Train to Istanbul is the story of the daughters of Fazıl Reşat Paşa, Selva and Sabiha; members of a prominent Muslim Turkish aristocracy. Set in the Second World War, it simultaneously explores the transformation of the Turkish society to a modern one and the descent of humanity to its very basic animalistic else where. Here selva is the rebel, marrying a Jew, Sabina the conformist living the high socialite life, Paşa the father caught between his prejudices and his modern preaching, and as in all stories of the Second World War, Nazi’s are the villains.
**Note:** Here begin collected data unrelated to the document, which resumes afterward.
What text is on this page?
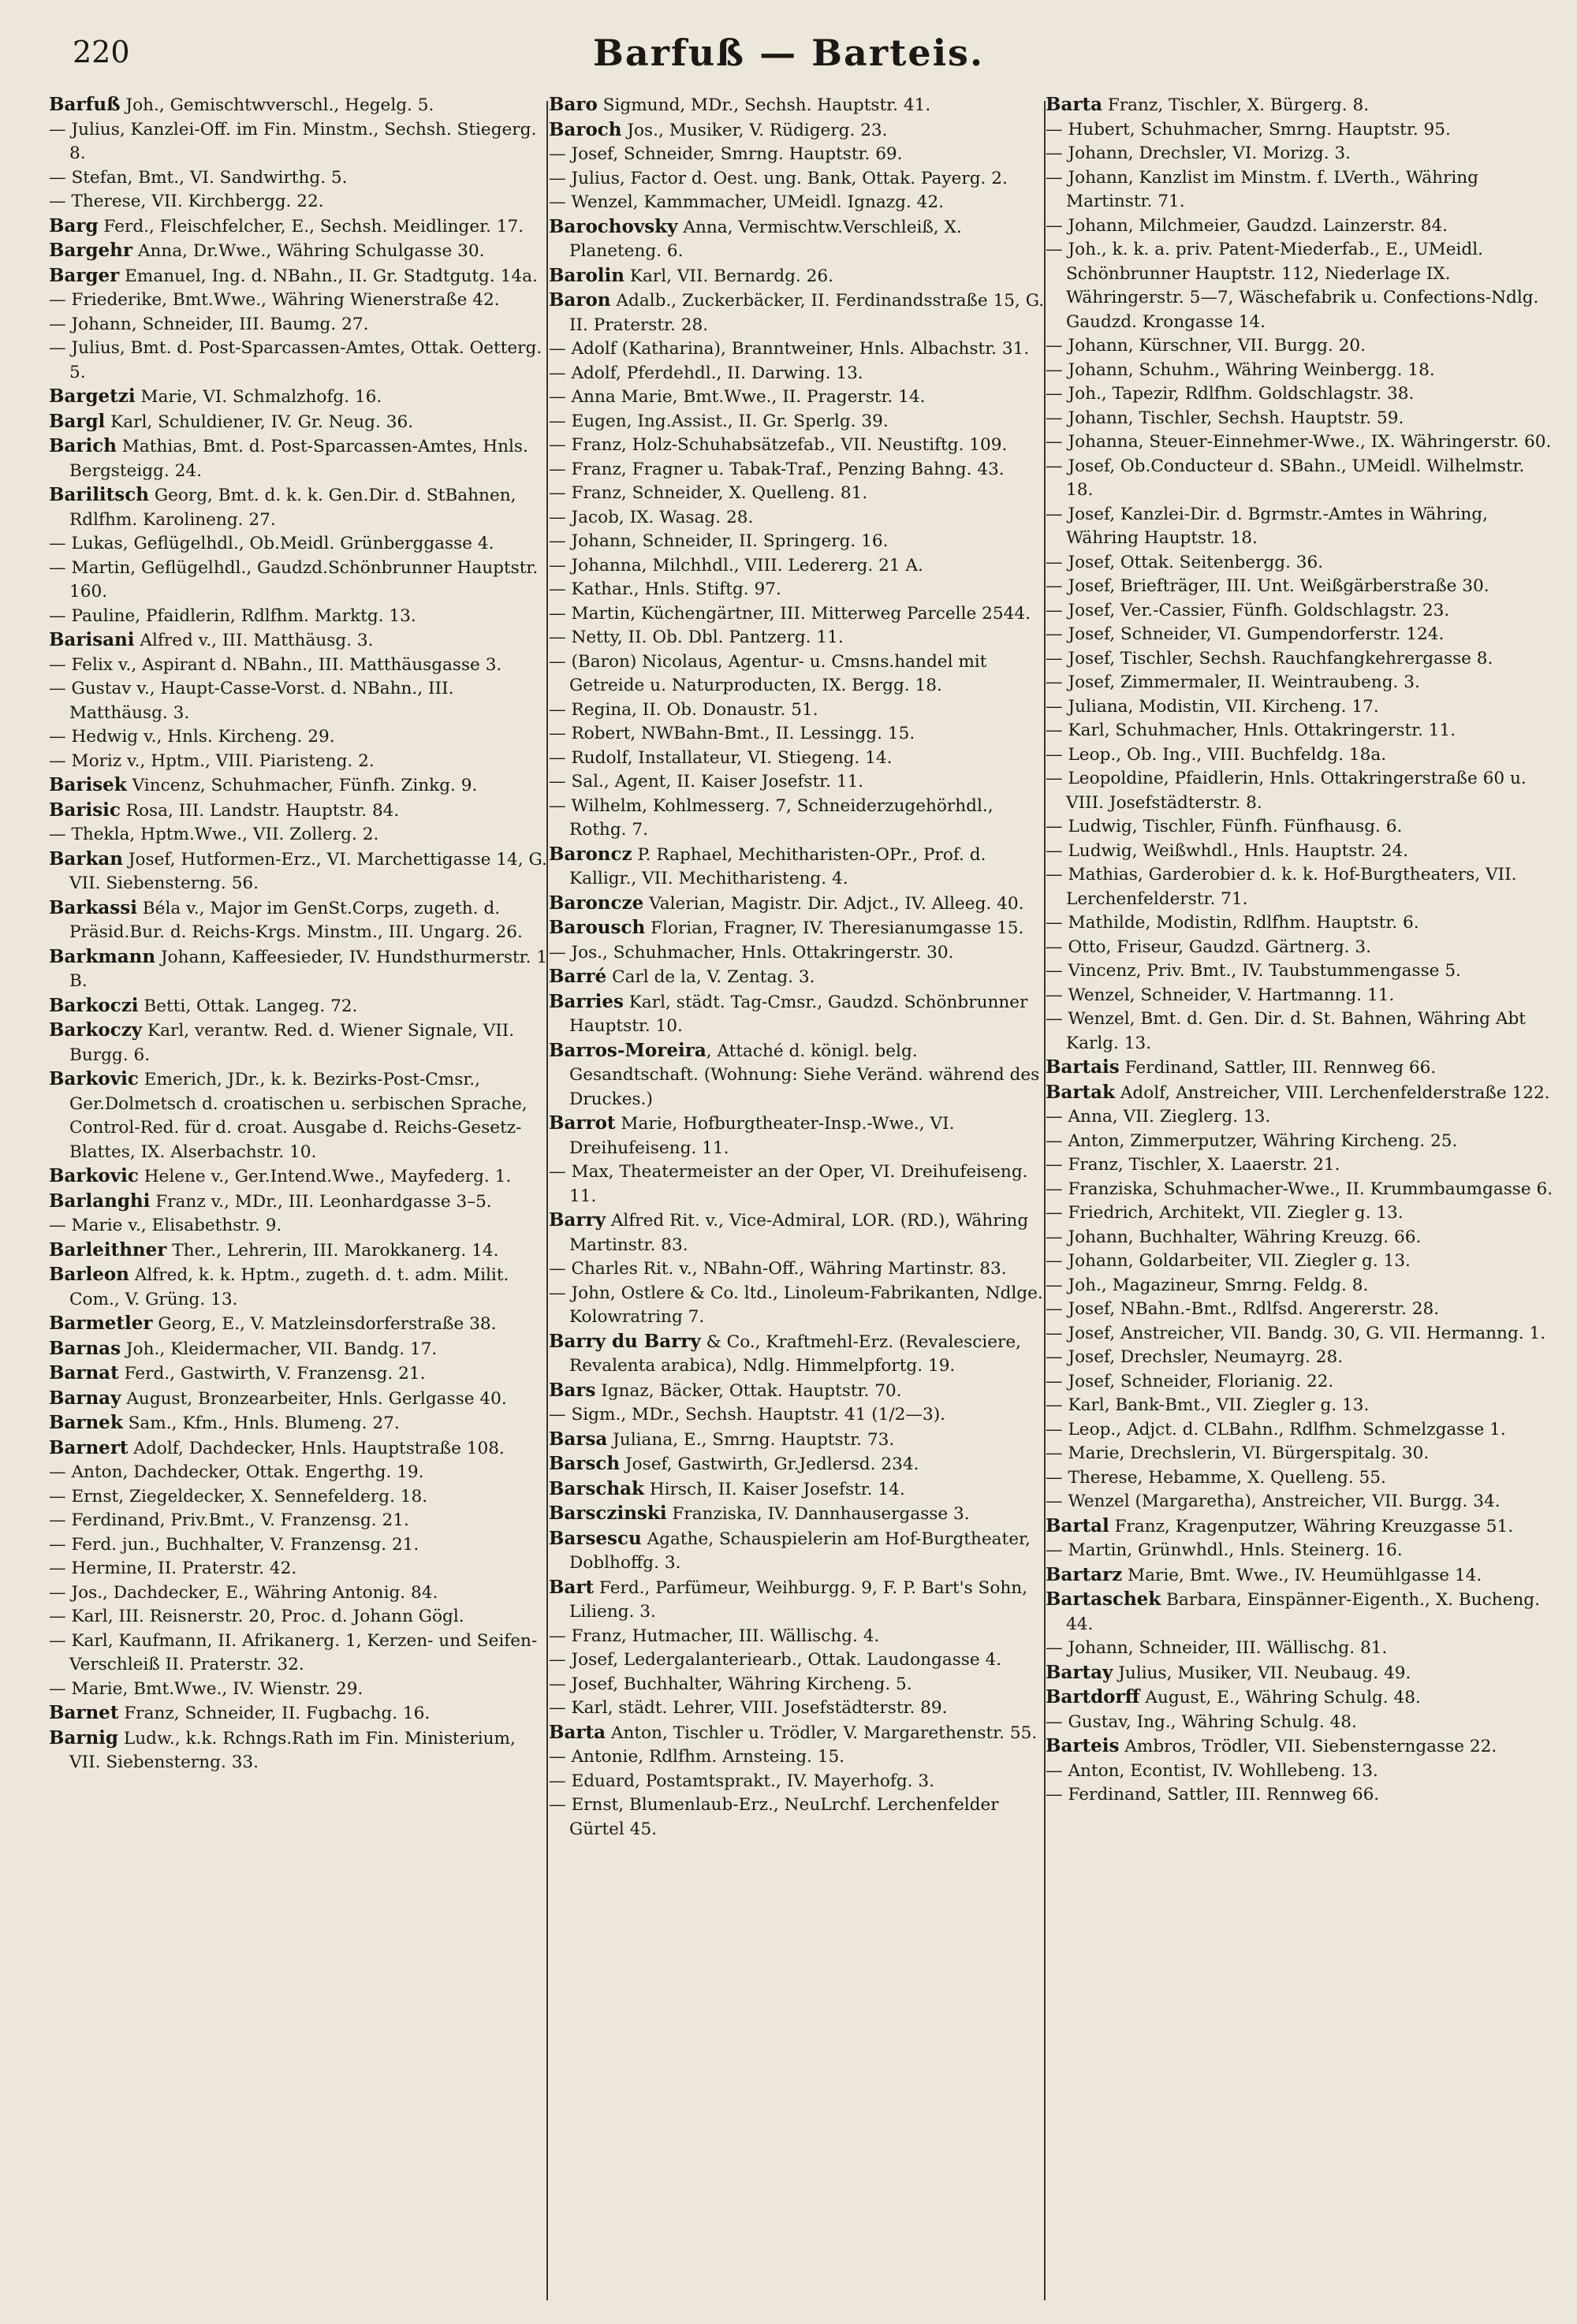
220	Barfuß — Barteis.
Barfuß Joh., Gemischtwverschl., Hegelg. 5.
— Julius, Kanzlei-Off. im Fin. Minstm., Sechsh. Stiegerg. 8.
— Stefan, Bmt., VI. Sandwirthg. 5.
— Therese, VII. Kirchbergg. 22.
Barg Ferd., Fleischfelcher, E., Sechsh. Meidlinger. 17.
Bargehr Anna, Dr.Wwe., Währing Schulgasse 30.
Barger Emanuel, Ing. d. NBahn., II. Gr. Stadtgutg. 14a.
— Friederike, Bmt.Wwe., Währing Wienerstraße 42.
— Johann, Schneider, III. Baumg. 27.
— Julius, Bmt. d. Post-Sparcassen-Amtes, Ottak. Oetterg. 5.
Bargetzi Marie, VI. Schmalzhofg. 16.
Bargl Karl, Schuldiener, IV. Gr. Neug. 36.
Barich Mathias, Bmt. d. Post-Sparcassen-Amtes, Hnls. Bergsteigg. 24.
Barilitsch Georg, Bmt. d. k. k. Gen.Dir. d. StBahnen, Rdlfhm. Karolineng. 27.
— Lukas, Geflügelhdl., Ob.Meidl. Grünberggasse 4.
— Martin, Geflügelhdl., Gaudzd.Schönbrunner Hauptstr. 160.
— Pauline, Pfaidlerin, Rdlfhm. Marktg. 13.
Barisani Alfred v., III. Matthäusg. 3.
— Felix v., Aspirant d. NBahn., III. Matthäusgasse 3.
— Gustav v., Haupt-Casse-Vorst. d. NBahn., III. Matthäusg. 3.
— Hedwig v., Hnls. Kircheng. 29.
— Moriz v., Hptm., VIII. Piaristeng. 2.
Barisek Vincenz, Schuhmacher, Fünfh. Zinkg. 9.
Barisic Rosa, III. Landstr. Hauptstr. 84.
— Thekla, Hptm.Wwe., VII. Zollerg. 2.
Barkan Josef, Hutformen-Erz., VI. Marchettigasse 14, G. VII. Siebensterng. 56.
Barkassi Béla v., Major im GenSt.Corps, zugeth. d. Präsid.Bur. d. Reichs-Krgs. Minstm., III. Ungarg. 26.
Barkmann Johann, Kaffeesieder, IV. Hundsthurmerstr. 1 B.
Barkoczi Betti, Ottak. Langeg. 72.
Barkoczy Karl, verantw. Red. d. Wiener Signale, VII. Burgg. 6.
Barkovic Emerich, JDr., k. k. Bezirks-Post-Cmsr., Ger.Dolmetsch d. croatischen u. serbischen Sprache, Control-Red. für d. croat. Ausgabe d. Reichs-Gesetz-Blattes, IX. Alserbachstr. 10.
Barkovic Helene v., Ger.Intend.Wwe., Mayfederg. 1.
Barlanghi Franz v., MDr., III. Leonhardgasse 3–5.
— Marie v., Elisabethstr. 9.
Barleithner Ther., Lehrerin, III. Marokkanerg. 14.
Barleon Alfred, k. k. Hptm., zugeth. d. t. adm. Milit. Com., V. Grüng. 13.
Barmetler Georg, E., V. Matzleinsdorferstraße 38.
Barnas Joh., Kleidermacher, VII. Bandg. 17.
Barnat Ferd., Gastwirth, V. Franzensg. 21.
Barnay August, Bronzearbeiter, Hnls. Gerlgasse 40.
Barnek Sam., Kfm., Hnls. Blumeng. 27.
Barnert Adolf, Dachdecker, Hnls. Hauptstraße 108.
— Anton, Dachdecker, Ottak. Engerthg. 19.
— Ernst, Ziegeldecker, X. Sennefelderg. 18.
— Ferdinand, Priv.Bmt., V. Franzensg. 21.
— Ferd. jun., Buchhalter, V. Franzensg. 21.
— Hermine, II. Praterstr. 42.
— Jos., Dachdecker, E., Währing Antonig. 84.
— Karl, III. Reisnerstr. 20, Proc. d. Johann Gögl.
— Karl, Kaufmann, II. Afrikanerg. 1, Kerzen- und Seifen-Verschleiß II. Praterstr. 32.
— Marie, Bmt.Wwe., IV. Wienstr. 29.
Barnet Franz, Schneider, II. Fugbachg. 16.
Barnig Ludw., k.k. Rchngs.Rath im Fin. Ministerium, VII. Siebensterng. 33.
Baro Sigmund, MDr., Sechsh. Hauptstr. 41.
Baroch Jos., Musiker, V. Rüdigerg. 23.
— Josef, Schneider, Smrng. Hauptstr. 69.
— Julius, Factor d. Oest. ung. Bank, Ottak. Payerg. 2.
— Wenzel, Kammmacher, UMeidl. Ignazg. 42.
Barochovsky Anna, Vermischtw.Verschleiß, X. Planeteng. 6.
Barolin Karl, VII. Bernardg. 26.
Baron Adalb., Zuckerbäcker, II. Ferdinandsstraße 15, G. II. Praterstr. 28.
— Adolf (Katharina), Branntweiner, Hnls. Albachstr. 31.
— Adolf, Pferdehdl., II. Darwing. 13.
— Anna Marie, Bmt.Wwe., II. Pragerstr. 14.
— Eugen, Ing.Assist., II. Gr. Sperlg. 39.
— Franz, Holz-Schuhabsätzefab., VII. Neustiftg. 109.
— Franz, Fragner u. Tabak-Traf., Penzing Bahng. 43.
— Franz, Schneider, X. Quelleng. 81.
— Jacob, IX. Wasag. 28.
— Johann, Schneider, II. Springerg. 16.
— Johanna, Milchhdl., VIII. Ledererg. 21 A.
— Kathar., Hnls. Stiftg. 97.
— Martin, Küchengärtner, III. Mitterweg Parcelle 2544.
— Netty, II. Ob. Dbl. Pantzerg. 11.
— (Baron) Nicolaus, Agentur- u. Cmsns.handel mit Getreide u. Naturproducten, IX. Bergg. 18.
— Regina, II. Ob. Donaustr. 51.
— Robert, NWBahn-Bmt., II. Lessingg. 15.
— Rudolf, Installateur, VI. Stiegeng. 14.
— Sal., Agent, II. Kaiser Josefstr. 11.
— Wilhelm, Kohlmesserg. 7, Schneiderzugehörhdl., Rothg. 7.
Baroncz P. Raphael, Mechitharisten-OPr., Prof. d. Kalligr., VII. Mechitharisteng. 4.
Baroncze Valerian, Magistr. Dir. Adjct., IV. Alleeg. 40.
Barousch Florian, Fragner, IV. Theresianumgasse 15.
— Jos., Schuhmacher, Hnls. Ottakringerstr. 30.
Barré Carl de la, V. Zentag. 3.
Barries Karl, städt. Tag-Cmsr., Gaudzd. Schönbrunner Hauptstr. 10.
Barros-Moreira, Attaché d. königl. belg. Gesandtschaft. (Wohnung: Siehe Veränd. während des Druckes.)
Barrot Marie, Hofburgtheater-Insp.-Wwe., VI. Dreihufeiseng. 11.
— Max, Theatermeister an der Oper, VI. Dreihufeiseng. 11.
Barry Alfred Rit. v., Vice-Admiral, LOR. (RD.), Währing Martinstr. 83.
— Charles Rit. v., NBahn-Off., Währing Martinstr. 83.
— John, Ostlere & Co. ltd., Linoleum-Fabrikanten, Ndlge. Kolowratring 7.
Barry du Barry & Co., Kraftmehl-Erz. (Revalesciere, Revalenta arabica), Ndlg. Himmelpfortg. 19.
Bars Ignaz, Bäcker, Ottak. Hauptstr. 70.
— Sigm., MDr., Sechsh. Hauptstr. 41 (1/2—3).
Barsa Juliana, E., Smrng. Hauptstr. 73.
Barsch Josef, Gastwirth, Gr.Jedlersd. 234.
Barschak Hirsch, II. Kaiser Josefstr. 14.
Barsczinski Franziska, IV. Dannhausergasse 3.
Barsescu Agathe, Schauspielerin am Hof-Burgtheater, Doblhoffg. 3.
Bart Ferd., Parfümeur, Weihburgg. 9, F. P. Bart's Sohn, Lilieng. 3.
— Franz, Hutmacher, III. Wällischg. 4.
— Josef, Ledergalanteriearb., Ottak. Laudongasse 4.
— Josef, Buchhalter, Währing Kircheng. 5.
— Karl, städt. Lehrer, VIII. Josefstädterstr. 89.
Barta Anton, Tischler u. Trödler, V. Margarethenstr. 55.
— Antonie, Rdlfhm. Arnsteing. 15.
— Eduard, Postamtsprakt., IV. Mayerhofg. 3.
— Ernst, Blumenlaub-Erz., NeuLrchf. Lerchenfelder Gürtel 45.
Barta Franz, Tischler, X. Bürgerg. 8.
— Hubert, Schuhmacher, Smrng. Hauptstr. 95.
— Johann, Drechsler, VI. Morizg. 3.
— Johann, Kanzlist im Minstm. f. LVerth., Währing Martinstr. 71.
— Johann, Milchmeier, Gaudzd. Lainzerstr. 84.
— Joh., k. k. a. priv. Patent-Miederfab., E., UMeidl. Schönbrunner Hauptstr. 112, Niederlage IX. Währingerstr. 5—7, Wäschefabrik u. Confections-Ndlg. Gaudzd. Krongasse 14.
— Johann, Kürschner, VII. Burgg. 20.
— Johann, Schuhm., Währing Weinbergg. 18.
— Joh., Tapezir, Rdlfhm. Goldschlagstr. 38.
— Johann, Tischler, Sechsh. Hauptstr. 59.
— Johanna, Steuer-Einnehmer-Wwe., IX. Währingerstr. 60.
— Josef, Ob.Conducteur d. SBahn., UMeidl. Wilhelmstr. 18.
— Josef, Kanzlei-Dir. d. Bgrmstr.-Amtes in Währing, Währing Hauptstr. 18.
— Josef, Ottak. Seitenbergg. 36.
— Josef, Briefträger, III. Unt. Weißgärberstraße 30.
— Josef, Ver.-Cassier, Fünfh. Goldschlagstr. 23.
— Josef, Schneider, VI. Gumpendorferstr. 124.
— Josef, Tischler, Sechsh. Rauchfangkehrergasse 8.
— Josef, Zimmermaler, II. Weintraubeng. 3.
— Juliana, Modistin, VII. Kircheng. 17.
— Karl, Schuhmacher, Hnls. Ottakringerstr. 11.
— Leop., Ob. Ing., VIII. Buchfeldg. 18a.
— Leopoldine, Pfaidlerin, Hnls. Ottakringerstraße 60 u. VIII. Josefstädterstr. 8.
— Ludwig, Tischler, Fünfh. Fünfhausg. 6.
— Ludwig, Weißwhdl., Hnls. Hauptstr. 24.
— Mathias, Garderobier d. k. k. Hof-Burgtheaters, VII. Lerchenfelderstr. 71.
— Mathilde, Modistin, Rdlfhm. Hauptstr. 6.
— Otto, Friseur, Gaudzd. Gärtnerg. 3.
— Vincenz, Priv. Bmt., IV. Taubstummengasse 5.
— Wenzel, Schneider, V. Hartmanng. 11.
— Wenzel, Bmt. d. Gen. Dir. d. St. Bahnen, Währing Abt Karlg. 13.
Bartais Ferdinand, Sattler, III. Rennweg 66.
Bartak Adolf, Anstreicher, VIII. Lerchenfelderstraße 122.
— Anna, VII. Zieglerg. 13.
— Anton, Zimmerputzer, Währing Kircheng. 25.
— Franz, Tischler, X. Laaerstr. 21.
— Franziska, Schuhmacher-Wwe., II. Krummbaumgasse 6.
— Friedrich, Architekt, VII. Ziegler g. 13.
— Johann, Buchhalter, Währing Kreuzg. 66.
— Johann, Goldarbeiter, VII. Ziegler g. 13.
— Joh., Magazineur, Smrng. Feldg. 8.
— Josef, NBahn.-Bmt., Rdlfsd. Angererstr. 28.
— Josef, Anstreicher, VII. Bandg. 30, G. VII. Hermanng. 1.
— Josef, Drechsler, Neumayrg. 28.
— Josef, Schneider, Florianig. 22.
— Karl, Bank-Bmt., VII. Ziegler g. 13.
— Leop., Adjct. d. CLBahn., Rdlfhm. Schmelzgasse 1.
— Marie, Drechslerin, VI. Bürgerspitalg. 30.
— Therese, Hebamme, X. Quelleng. 55.
— Wenzel (Margaretha), Anstreicher, VII. Burgg. 34.
Bartal Franz, Kragenputzer, Währing Kreuzgasse 51.
— Martin, Grünwhdl., Hnls. Steinerg. 16.
Bartarz Marie, Bmt. Wwe., IV. Heumühlgasse 14.
Bartaschek Barbara, Einspänner-Eigenth., X. Bucheng. 44.
— Johann, Schneider, III. Wällischg. 81.
Bartay Julius, Musiker, VII. Neubaug. 49.
Bartdorff August, E., Währing Schulg. 48.
— Gustav, Ing., Währing Schulg. 48.
Barteis Ambros, Trödler, VII. Siebensterngasse 22.
— Anton, Econtist, IV. Wohllebeng. 13.
— Ferdinand, Sattler, III. Rennweg 66.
The book starts off with a brisk pace, setting stages, characters and their motivations; in short there is so much promise and potential in the first several chapters, it’s almost reminiscent of the great classics. But unfortunately the author shies away at the first sign of a conflict, almost glossing over the very core principles that motivates it’s characters. This pretty much deflates the story, either the author deliberately chose to restrict herself or an editor got it out with a chain saw .
What I found most disappointing in the book is not the story, but the authors unwillingness to delve deeper into the emotions and motivations of her characters; ofter rendering them to be flat, delusional and plain unreasonable at times. It is quite clear that the author was in some sense in a hurry, especially in the later chapters she rams through the story, wrecking its very basic elements, even to the extend of causing a dramatic escape from the nazi occupied France to feel like like a fun joy ride.
In short, its a good read, light and hearty, but its not the best of Turkish literature, Ayşe Kulin has much promise but the Last Train to Istanbul is not her seminal work by any measure. In Verdict; I give Last Train to Istanbul by Ayşe Kulin a 2 out 5, there are better books out there to spend you time with.